Definitions
Table of contents
Unicode
References to Unicode in this document refer to the Unicode standard, version 16.0.
References to the Unicode character database refer to version 16.0.0.
NFC normalisation
References to NFC-normalised strings are talking about Unicode's Normalization Form C, defined in Unicode Standard Annex #15.
Byte
For the purposes of this document, byte means the same thing as Rust's u8
(corresponding to a natural number in the range 0 to 255 inclusive).
Character
For the purposes of this document, character means the same thing as Rust's char.
That means, in particular:
- there's exactly one character for each Unicode scalar value
- the things that Unicode calls "noncharacters" are characters
- there are no characters corresponding to surrogate code points
- there is a character for each unassigned code point
Notation for characters
This document identifies characters in the following ways:
Printable ASCII characters other than space are represented by themselves
using highlighting like a.
For example \ represents character U+005C (REVERSE SOLIDUS).

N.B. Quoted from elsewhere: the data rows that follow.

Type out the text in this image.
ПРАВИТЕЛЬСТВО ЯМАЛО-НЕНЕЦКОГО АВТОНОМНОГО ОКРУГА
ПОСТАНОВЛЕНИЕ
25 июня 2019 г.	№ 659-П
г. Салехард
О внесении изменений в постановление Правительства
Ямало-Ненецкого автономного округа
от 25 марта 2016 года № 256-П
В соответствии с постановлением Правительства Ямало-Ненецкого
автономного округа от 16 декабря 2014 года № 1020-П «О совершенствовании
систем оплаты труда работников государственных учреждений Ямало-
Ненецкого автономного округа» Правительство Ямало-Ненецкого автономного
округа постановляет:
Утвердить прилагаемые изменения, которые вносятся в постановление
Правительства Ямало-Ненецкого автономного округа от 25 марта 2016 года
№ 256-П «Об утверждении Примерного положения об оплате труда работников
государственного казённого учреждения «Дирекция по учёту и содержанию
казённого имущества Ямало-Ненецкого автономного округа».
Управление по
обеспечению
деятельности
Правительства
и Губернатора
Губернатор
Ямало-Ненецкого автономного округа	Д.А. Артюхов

ASCII control characters and space are represented as follows:
U+0000 | NUL |
U+000A | LF |
U+000D | CR |
U+0009 | HT |
U+0020 | SP |
Other characters are identified by hexadecimal scalar value and name,
for example U+FEFF (BYTE ORDER MARK).
Sequence
When this document refers to a sequence of items, it means a finite, but possibly empty, ordered list of those items.
"character sequence" and "sequence of characters" are different ways of saying the same thing.